Going forward, Travelers should report modest underlying earnings growth, as the P&C pricing is softening and its expansion prospects are limited. On the other hand, it should benefit from lower potential U.S. corporate tax rates and share buybacks will continue to boost its EPS growth. If tax rates are cut has proposed during the presidential campaign, Travelers’ earnings will increase by about 15% and its ROE will increase by more than 100 bps, but there are growing doubts as to whether Trump can deliver what he has promised, and it is very uncertain when tax cuts will be implemented.
Dividends & Share Buybacks
Regarding its capitalization, Travelers has a strong financial position with a debt to capital ratio of 22%, within its own target range and target levels for rating agencies. This position means that Travelers is very well capitalized and does not need to retain as much cash going forward, supporting an attractive shareholder remuneration policy.

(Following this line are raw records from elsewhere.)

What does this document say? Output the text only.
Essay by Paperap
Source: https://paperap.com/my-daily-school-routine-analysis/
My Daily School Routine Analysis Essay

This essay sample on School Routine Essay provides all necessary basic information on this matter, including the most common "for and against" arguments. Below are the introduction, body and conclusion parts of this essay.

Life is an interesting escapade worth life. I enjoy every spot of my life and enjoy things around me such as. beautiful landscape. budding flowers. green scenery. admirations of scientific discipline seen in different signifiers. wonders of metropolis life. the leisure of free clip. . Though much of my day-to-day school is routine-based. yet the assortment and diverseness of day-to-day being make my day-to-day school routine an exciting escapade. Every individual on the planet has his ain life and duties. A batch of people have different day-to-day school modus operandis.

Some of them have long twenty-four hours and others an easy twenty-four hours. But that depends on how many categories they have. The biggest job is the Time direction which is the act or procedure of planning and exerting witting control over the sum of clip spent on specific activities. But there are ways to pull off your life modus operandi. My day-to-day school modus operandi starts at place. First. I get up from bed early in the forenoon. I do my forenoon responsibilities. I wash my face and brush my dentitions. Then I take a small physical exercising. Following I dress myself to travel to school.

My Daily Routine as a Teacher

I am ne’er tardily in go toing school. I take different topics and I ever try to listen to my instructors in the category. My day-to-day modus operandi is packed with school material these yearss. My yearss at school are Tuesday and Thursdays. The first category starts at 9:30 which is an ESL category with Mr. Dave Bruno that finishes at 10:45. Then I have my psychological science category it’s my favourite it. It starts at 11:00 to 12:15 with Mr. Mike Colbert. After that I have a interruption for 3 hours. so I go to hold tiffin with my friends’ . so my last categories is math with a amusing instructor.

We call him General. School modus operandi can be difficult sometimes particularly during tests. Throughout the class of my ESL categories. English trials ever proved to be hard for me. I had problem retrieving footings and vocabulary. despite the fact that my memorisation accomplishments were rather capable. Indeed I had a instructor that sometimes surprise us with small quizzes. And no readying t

Travelers has a very good dividend track record, paying dividends without interruption for 145 years and delivering a growing dividend over the past decade. More recently, its dividend has grown at about 10% per year, a very good achievement taking into account the company’s limited growth prospects.
Its last annual dividend was set at $2.62 per share, an increase of 10.1% from the previous year. At its current share price, Travelers offers a dividend yield of about 2.4%. Even though this is not an impressive yield, it is above both the insurance sector average and the S&P 500 index, and therefore it is a better income play than many of its peers. More recently, it increased its quarterly dividend by 7.5%, from $0.67 to $0.72 per share.
Its dividend payout ratio remains very conservative at about 30%, which gives plenty of room for dividend growth in the coming years. Indeed, according to analysts’ estimates, its dividend should continue to increase in the next three years at about 8% per year, even though its net profit is expected to remain stable during this period. Some dividend growth should come from a slightly higher dividend payout, but the vast majority is explained by the company’s large share repurchases.
Due to its excess capital position, Travelers has returned more capital than its annual earnings to shareholders, considering both its dividend and share buyback programs. Over the past three years, its net payout has been on average about 110% of annual profit, showing its strong commitment to return excess capital to shareholders. In the past year, the company has spent about $2.5 billion on share repurchases or about 7.5% of its current market capitalization.
In the past quarter, the company has softened share repurchases to only $225 million to provide more financial flexibility due to its pending acquisition of Simply Business, but has authorized further $5 billion of share buybacks. Therefore, share buybacks should continue at an elevated pace in the next few quarters as the company does not need to retain cash due to its strong financial position. Including share buybacks, Travelers offers an attractive shareholder remuneration policy, even though its dividend yield is not impressive.
Travelers is a quality insurance company with a relatively stable business and good profitability. However, its growth prospects are quite low and current business momentum has deteriorated due to catastrophe losses. This business profile seems to be reflected in its valuation, given that it is trading at about 1.4x book value which seems fair.
Therefore, Travelers’ investment theme relies heavily on its good capital position and attractive shareholder remuneration policy. Its dividend yield of 2.2% is not particularly impressive, but the company has made sizeable share repurchases in the past few years and should maintain this policy in the near future. Additionally, its dividend has good growth prospects due to its low dividend payout ratio, making Travelers attractive for dividend growth investors.